Paul Legentilhomme est né le 26 mars 1884 à Valognes dans la Manche. Son père était receveur particulier des contributions directes.

Il entre à l'Ecole spéciale militaire de Saint-Cyr en 1905 (promotion "la Dernière du vieux Bahut") et, à sa sortie deux ans plus tard, choisit l'Infanterie coloniale.

Affecté au 3e Régiment de Tirailleurs tonkinois, il est promu lieutenant en octobre 1909.

En poste successivement au 10e et au 2e RIC, il sert au Tonkin jusqu'en juillet 1912 date à laquelle il rejoint la métropole et les rangs du 23e RIC.

Avec cette unité, au tout début de la Grande Guerre, il prend part au combat de Neufchâteau en Belgique, au cours duquel il est fait prisonnier le 22 août 1914, en défendant une maison cernée par l'ennemi.


Paul Legentilhomme

Interné jusqu'à la fin des hostilités, il est rapatrié en France en novembre 1918. Promu entre-temps capitaine, il entre en 1919 à l'Ecole de Guerre avant de servir au Tonkin, à l'Etat-major du général commandant supérieur des troupes en Indochine puis de rejoindre le 23e RIC en France en avril 1922.

Promu chef de bataillon en décembre 1924, il est affecté à Madagascar (1926-1928) comme chef d'EM du général commandant en chef avant de retrouver, encore une fois, le 23e RIC en mars 1928.

Lieutenant-colonel en décembre 1929 puis chef d'EM de la 3e DIC, il passe ensuite quatre années en Indochine (1931-1934).

Le colonel Legentilhomme commande ensuite le 4e Régiment de Tirailleurs sénégalais avant d'être nommé en 1937 commandant en second de Saint-Cyr.

Détaché au Centre des hautes Etudes militaires en 1938, il est promu au grade de général de brigade en décembre de la même année.

A la veille de la guerre, en janvier 1939, Paul Legentilhomme est commandant supérieur des troupes françaises en Côte des Somalis.
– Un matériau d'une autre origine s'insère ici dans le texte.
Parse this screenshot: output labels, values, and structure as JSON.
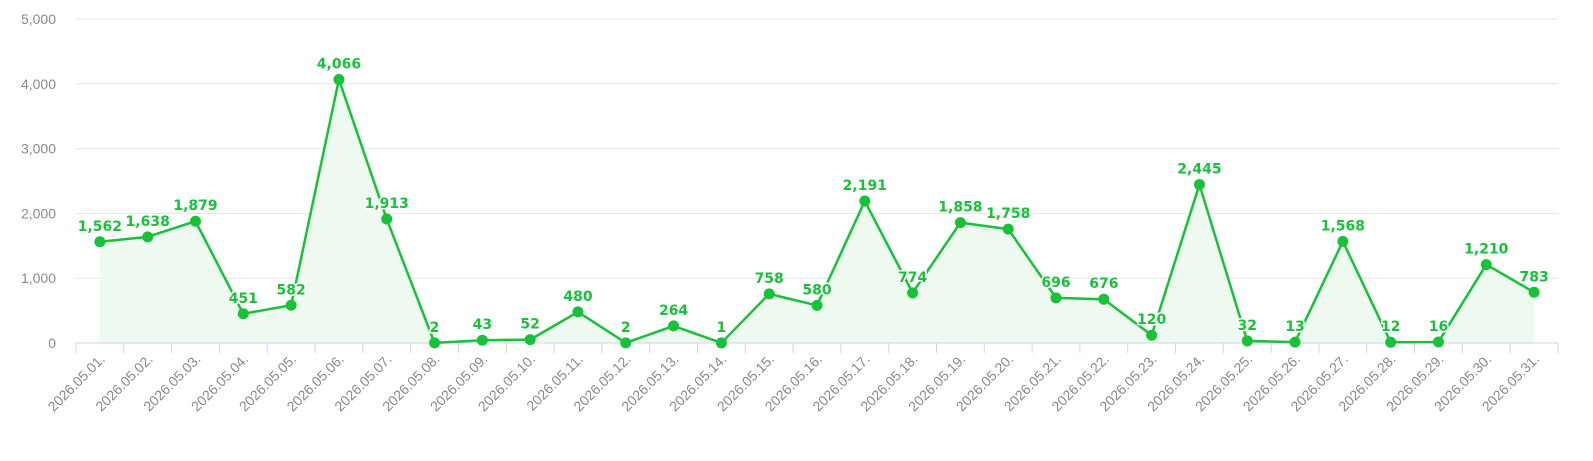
{
  "chart_data": {
    "type": "line",
    "categories": [
      "2026.05.01.",
      "2026.05.02.",
      "2026.05.03.",
      "2026.05.04.",
      "2026.05.05.",
      "2026.05.06.",
      "2026.05.07.",
      "2026.05.08.",
      "2026.05.09.",
      "2026.05.10.",
      "2026.05.11.",
      "2026.05.12.",
      "2026.05.13.",
      "2026.05.14.",
      "2026.05.15.",
      "2026.05.16.",
      "2026.05.17.",
      "2026.05.18.",
      "2026.05.19.",
      "2026.05.20.",
      "2026.05.21.",
      "2026.05.22.",
      "2026.05.23.",
      "2026.05.24.",
      "2026.05.25.",
      "2026.05.26.",
      "2026.05.27.",
      "2026.05.28.",
      "2026.05.29.",
      "2026.05.30.",
      "2026.05.31."
    ],
    "values": [
      1562,
      1638,
      1879,
      451,
      582,
      4066,
      1913,
      2,
      43,
      52,
      480,
      2,
      264,
      1,
      758,
      580,
      2191,
      774,
      1858,
      1758,
      696,
      676,
      120,
      2445,
      32,
      13,
      1568,
      12,
      16,
      1210,
      783
    ],
    "data_labels": [
      "1,562",
      "1,638",
      "1,879",
      "451",
      "582",
      "4,066",
      "1,913",
      "2",
      "43",
      "52",
      "480",
      "2",
      "264",
      "1",
      "758",
      "580",
      "2,191",
      "774",
      "1,858",
      "1,758",
      "696",
      "676",
      "120",
      "2,445",
      "32",
      "13",
      "1,568",
      "12",
      "16",
      "1,210",
      "783"
    ],
    "y_ticks": [
      0,
      1000,
      2000,
      3000,
      4000,
      5000
    ],
    "y_tick_labels": [
      "0",
      "1,000",
      "2,000",
      "3,000",
      "4,000",
      "5,000"
    ],
    "ylim": [
      0,
      5000
    ],
    "grid": true,
    "title": "",
    "xlabel": "",
    "ylabel": "",
    "colors": {
      "line": "#17c23a",
      "area": "#eefaf0",
      "grid": "#e6e6e6",
      "axis": "#ccd6eb",
      "tick_label": "#8a8a8a"
    }
  }
}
Dès le 18 juin 1940, à Djibouti, dans son "Ordre Général n° 4", le général Legentilhomme dénonce l'armistice et annonce son intention de continuer la guerre aux côtés de l'Empire britannique. Il tente, avec l'aide du colonel de Larminat de rallier la colonie à la France libre mais en vain. Il est remplacé le 22 juillet 1940 et quitte les Somalis le 2 août pour rallier le général de Gaulle et rejoindre l'Angleterre où il débarque le 31 octobre 1940.
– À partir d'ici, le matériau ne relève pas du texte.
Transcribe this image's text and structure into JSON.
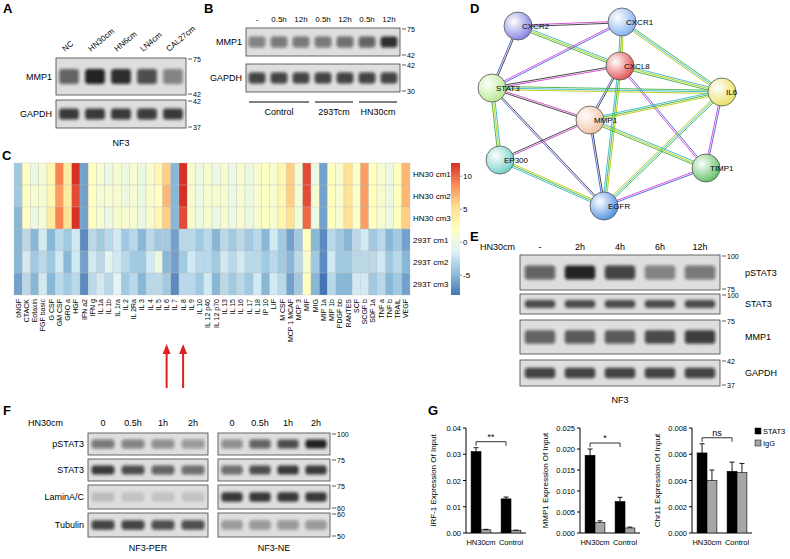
{
  "panel_labels": [
    "A",
    "B",
    "C",
    "D",
    "E",
    "F",
    "G"
  ],
  "blots": [
    {
      "lanes": [
        "NC",
        "HN30cm",
        "HN6cm",
        "LN4cm",
        "CAL27cm"
      ],
      "rows": [
        {
          "name": "MMP1",
          "markers": [
            75,
            42
          ],
          "bands": [
            0.6,
            0.9,
            0.85,
            0.7,
            0.45
          ]
        },
        {
          "name": "GAPDH",
          "markers": [
            42,
            37
          ],
          "bands": [
            0.8,
            0.8,
            0.8,
            0.78,
            0.8
          ]
        }
      ],
      "caption": "NF3"
    },
    {
      "lanes": [
        "-",
        "0.5h",
        "12h",
        "0.5h",
        "12h",
        "0.5h",
        "12h"
      ],
      "rows": [
        {
          "name": "MMP1",
          "markers": [
            75,
            42
          ],
          "bands": [
            0.45,
            0.5,
            0.5,
            0.5,
            0.55,
            0.6,
            0.85
          ]
        },
        {
          "name": "GAPDH",
          "markers": [
            42,
            30
          ],
          "bands": [
            0.75,
            0.75,
            0.75,
            0.75,
            0.75,
            0.75,
            0.75
          ]
        }
      ],
      "groups": [
        {
          "name": "Control",
          "lanes": 3
        },
        {
          "name": "293Tcm",
          "lanes": 2
        },
        {
          "name": "HN30cm",
          "lanes": 2
        }
      ]
    },
    {
      "header": "HN30cm",
      "lanes": [
        "-",
        "2h",
        "4h",
        "6h",
        "12h"
      ],
      "rows": [
        {
          "name": "pSTAT3",
          "markers": [
            100,
            75
          ],
          "bands": [
            0.6,
            0.9,
            0.75,
            0.45,
            0.5
          ]
        },
        {
          "name": "STAT3",
          "markers": [
            100
          ],
          "bands": [
            0.7,
            0.7,
            0.7,
            0.7,
            0.7
          ]
        },
        {
          "name": "MMP1",
          "markers": [
            75
          ],
          "bands": [
            0.6,
            0.65,
            0.65,
            0.72,
            0.78
          ]
        },
        {
          "name": "GAPDH",
          "markers": [
            42,
            37
          ],
          "bands": [
            0.75,
            0.75,
            0.75,
            0.75,
            0.75
          ]
        }
      ],
      "caption": "NF3"
    },
    {
      "header": "HN30cm",
      "rows": [
        {
          "name": "pSTAT3",
          "markers": [
            100
          ]
        },
        {
          "name": "STAT3",
          "markers": [
            75
          ]
        },
        {
          "name": "LaminA/C",
          "markers": [
            75,
            60
          ]
        },
        {
          "name": "Tubulin",
          "markers": [
            60,
            50
          ]
        }
      ],
      "blocks": [
        {
          "name": "NF3-PER",
          "lanes": [
            "0",
            "0.5h",
            "1h",
            "2h"
          ],
          "bands": [
            [
              0.5,
              0.45,
              0.4,
              0.35
            ],
            [
              0.8,
              0.7,
              0.6,
              0.55
            ],
            [
              0.15,
              0.12,
              0.12,
              0.12
            ],
            [
              0.75,
              0.75,
              0.7,
              0.7
            ]
          ]
        },
        {
          "name": "NF3-NE",
          "lanes": [
            "0",
            "0.5h",
            "1h",
            "2h"
          ],
          "bands": [
            [
              0.4,
              0.6,
              0.7,
              0.9
            ],
            [
              0.55,
              0.7,
              0.8,
              0.8
            ],
            [
              0.8,
              0.8,
              0.8,
              0.8
            ],
            [
              0.3,
              0.35,
              0.35,
              0.35
            ]
          ]
        }
      ]
    }
  ],
  "network": {
    "nodes": [
      {
        "name": "CXCR2",
        "color": "#8080e0"
      },
      {
        "name": "CXCR1",
        "color": "#80b0f0"
      },
      {
        "name": "CXCL8",
        "color": "#e05050"
      },
      {
        "name": "STAT3",
        "color": "#b8e890"
      },
      {
        "name": "IL6",
        "color": "#e8e060"
      },
      {
        "name": "MMP1",
        "color": "#f0c0a0"
      },
      {
        "name": "EP300",
        "color": "#70d0c8"
      },
      {
        "name": "TIMP1",
        "color": "#60c060"
      },
      {
        "name": "EGFR",
        "color": "#5090e0"
      }
    ],
    "edges": [
      [
        0,
        1
      ],
      [
        0,
        2
      ],
      [
        0,
        3
      ],
      [
        1,
        2
      ],
      [
        1,
        3
      ],
      [
        1,
        4
      ],
      [
        2,
        3
      ],
      [
        2,
        4
      ],
      [
        2,
        5
      ],
      [
        2,
        8
      ],
      [
        2,
        7
      ],
      [
        3,
        4
      ],
      [
        3,
        5
      ],
      [
        3,
        6
      ],
      [
        3,
        8
      ],
      [
        4,
        5
      ],
      [
        4,
        7
      ],
      [
        4,
        8
      ],
      [
        5,
        6
      ],
      [
        5,
        7
      ],
      [
        5,
        8
      ],
      [
        6,
        8
      ],
      [
        7,
        8
      ]
    ]
  },
  "chart_data": [
    {
      "type": "heatmap",
      "categories": [
        "bNGF",
        "CTACK",
        "Eotaxin",
        "FGF basic",
        "G CSF",
        "GM CSF",
        "GRO a",
        "HGF",
        "IFN a2",
        "IFN g",
        "IL 1a",
        "IL 1b",
        "IL 1ra",
        "IL 2",
        "IL 2Ra",
        "IL 3",
        "IL 4",
        "IL 5",
        "IL 6",
        "IL 7",
        "IL 8",
        "IL 9",
        "IL 10",
        "IL 12 p40",
        "IL 12 p70",
        "IL 13",
        "IL 15",
        "IL 16",
        "IL 17",
        "IL 18",
        "IP 10",
        "LIF",
        "M CSF",
        "MCP 1 MCAF",
        "MCP 3",
        "MIF",
        "MIG",
        "MIP 1a",
        "MIP 1b",
        "PDGF bb",
        "RANTES",
        "SCF",
        "SCGF b",
        "SDF 1a",
        "TNF a",
        "TNF b",
        "TRAIL",
        "VEGF"
      ],
      "y_categories": [
        "HN30 cm1",
        "HN30 cm2",
        "HN30 cm3",
        "293T cm1",
        "293T cm2",
        "293T cm3"
      ],
      "cells": [
        [
          -4,
          2,
          0,
          1,
          3,
          9,
          4,
          12,
          -6,
          2,
          1,
          0,
          1,
          0,
          1,
          0,
          1,
          3,
          6,
          -5,
          12,
          1,
          0,
          1,
          0,
          1,
          0,
          1,
          0,
          1,
          2,
          1,
          3,
          6,
          1,
          11,
          0,
          -6,
          2,
          1,
          5,
          2,
          8,
          2,
          1,
          0,
          2,
          7
        ],
        [
          -4,
          2,
          1,
          1,
          3,
          8,
          4,
          11,
          -6,
          2,
          1,
          1,
          1,
          0,
          1,
          0,
          1,
          2,
          7,
          -5,
          12,
          1,
          0,
          1,
          1,
          1,
          0,
          1,
          0,
          1,
          2,
          1,
          3,
          6,
          1,
          11,
          1,
          -6,
          2,
          1,
          5,
          2,
          8,
          2,
          1,
          0,
          2,
          7
        ],
        [
          -5,
          2,
          0,
          1,
          4,
          9,
          5,
          12,
          -6,
          2,
          1,
          0,
          1,
          1,
          1,
          0,
          1,
          3,
          6,
          -5,
          11,
          1,
          0,
          1,
          0,
          1,
          0,
          1,
          0,
          1,
          2,
          1,
          3,
          5,
          1,
          10,
          0,
          -6,
          2,
          1,
          5,
          2,
          8,
          2,
          1,
          0,
          2,
          6
        ],
        [
          -5,
          -3,
          -5,
          -2,
          -5,
          -3,
          -4,
          -2,
          -7,
          -3,
          -4,
          -3,
          -2,
          -4,
          -3,
          -5,
          -3,
          -4,
          -4,
          -6,
          -3,
          -3,
          -4,
          -3,
          -5,
          -3,
          -4,
          -3,
          -4,
          -3,
          -5,
          -2,
          -4,
          -6,
          -4,
          2,
          -5,
          -7,
          -3,
          -4,
          -5,
          -3,
          -2,
          -4,
          -3,
          -5,
          -4,
          -6
        ],
        [
          -5,
          -2,
          -4,
          -3,
          -4,
          -2,
          -5,
          -2,
          -6,
          -2,
          -3,
          -1,
          -2,
          -3,
          -4,
          -4,
          -2,
          0,
          -5,
          -6,
          -4,
          -2,
          -3,
          -3,
          -4,
          -2,
          -3,
          -2,
          -3,
          -3,
          -4,
          -3,
          -4,
          -5,
          -3,
          1,
          -4,
          -7,
          -2,
          -4,
          -4,
          -3,
          -3,
          -3,
          -2,
          -4,
          -3,
          -5
        ],
        [
          -6,
          -3,
          -5,
          -2,
          -5,
          -3,
          -4,
          -3,
          -7,
          -3,
          -2,
          -3,
          -1,
          -4,
          -3,
          -5,
          -3,
          -3,
          -4,
          -7,
          -3,
          -3,
          -4,
          -2,
          -5,
          -3,
          -4,
          -3,
          -4,
          -2,
          -5,
          -2,
          -3,
          -6,
          -4,
          2,
          -5,
          -8,
          -3,
          -5,
          -5,
          -2,
          -2,
          -4,
          -3,
          -5,
          -4,
          -6
        ]
      ],
      "color_range": [
        -8,
        12
      ],
      "color_ticks": [
        10,
        5,
        0,
        -5
      ]
    },
    {
      "type": "bar",
      "y_label": "IRF-1 Expression Of Input",
      "categories": [
        "HN30cm",
        "Control"
      ],
      "series": [
        {
          "color": "#000000",
          "values": [
            0.031,
            0.013
          ],
          "errors": [
            0.0015,
            0.0007
          ]
        },
        {
          "color": "#a6a6a6",
          "values": [
            0.0012,
            0.0009
          ],
          "errors": [
            0.0002,
            0.0002
          ]
        }
      ],
      "ylim": [
        0,
        0.04
      ],
      "yticks": [
        {
          "value": 0,
          "label": "0.00"
        },
        0.01,
        0.02,
        0.03,
        0.04
      ],
      "annotation": "**"
    },
    {
      "type": "bar",
      "y_label": "MMP1 Expression Of Input",
      "categories": [
        "HN30cm",
        "Control"
      ],
      "series": [
        {
          "color": "#000000",
          "values": [
            0.0185,
            0.0075
          ],
          "errors": [
            0.0015,
            0.001
          ]
        },
        {
          "color": "#a6a6a6",
          "values": [
            0.0025,
            0.0012
          ],
          "errors": [
            0.0004,
            0.0002
          ]
        }
      ],
      "ylim": [
        0,
        0.025
      ],
      "yticks": [
        {
          "value": 0,
          "label": "0.000"
        },
        0.005,
        {
          "value": 0.01,
          "label": "0.010"
        },
        0.015,
        {
          "value": 0.02,
          "label": "0.020"
        },
        0.025
      ],
      "annotation": "*"
    },
    {
      "type": "bar",
      "y_label": "Chr11 Expression Of Input",
      "categories": [
        "HN30cm",
        "Control"
      ],
      "series": [
        {
          "name": "STAT3",
          "color": "#000000",
          "values": [
            0.0061,
            0.0047
          ],
          "errors": [
            0.0007,
            0.0007
          ]
        },
        {
          "name": "IgG",
          "color": "#a6a6a6",
          "values": [
            0.004,
            0.0046
          ],
          "errors": [
            0.0008,
            0.0007
          ]
        }
      ],
      "ylim": [
        0,
        0.008
      ],
      "yticks": [
        {
          "value": 0,
          "label": "0.000"
        },
        0.002,
        0.004,
        0.006,
        0.008
      ],
      "annotation": "ns",
      "legend": "right"
    }
  ]
}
Il est déchu de la nationalité française par décret du gouvernement de Vichy.

Promu général de division en janvier 1941, il commande les Forces françaises libres au Soudan et en Erythrée sous le commandement du général Wavell et rejoint son poste à Khartoum à la mi-février 1941. Il est également chargé par le général de Gaulle de tenter de ramener au combat ses anciennes troupes de Djibouti (opération "Marie"). Il s'agit de se servir des troupes françaises des Somalis pour attaquer en nombre les Italiens en Abyssinie.
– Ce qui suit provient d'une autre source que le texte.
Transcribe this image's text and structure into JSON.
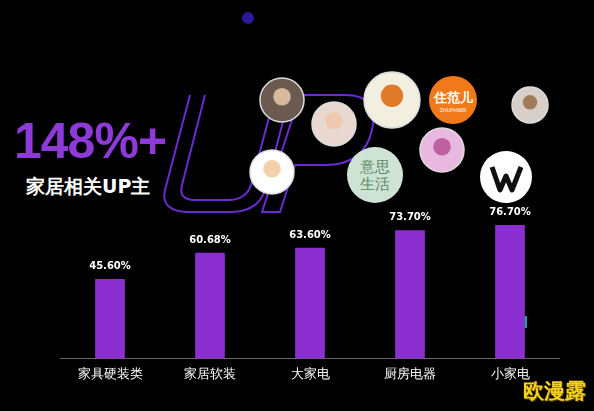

Il s'attache ensuite à la création de la 1ère Division légère française libre (1ère DLFL) destinée à intervenir au Levant.

Les effectifs de la Division sont rassemblés en Palestine, à Qastina en mai 1941 et, sous le commandement du général Legentilhomme, entrent en Syrie le 8 juin 1941. Au cours d'un bombardement d'aviation, il est blessé au bras.

Nommé Commissaire national à la Guerre du Comité national français le 24 septembre 1941, il est le lendemain condamné à mort par contumace par la cour martiale de Gannat. Il rejoint Londres au début du mois de novembre.

Le 9 septembre 1942, le général de Gaulle lui remet la Croix de la Libération à Beyrouth.

En décembre 1942, le général Legentilhomme est nommé Haut-commissaire pour les possessions françaises en Océan Indien et Gouverneur de Madagascar.

Membre du Conseil de Défense de l'Empire en janvier 1943, il reçoit ses étoiles de général de corps d'armée au mois de mars suivant. Il quitte ses fonctions de gouverneur de Madagascar le 5 mai 1943.

Le 5 août 1943, il est nommé Commissaire adjoint à la Défense nationale du Comité français de la Libération nationale (CFLN) à Alger puis, en octobre, Commissaire à la Défense nationale.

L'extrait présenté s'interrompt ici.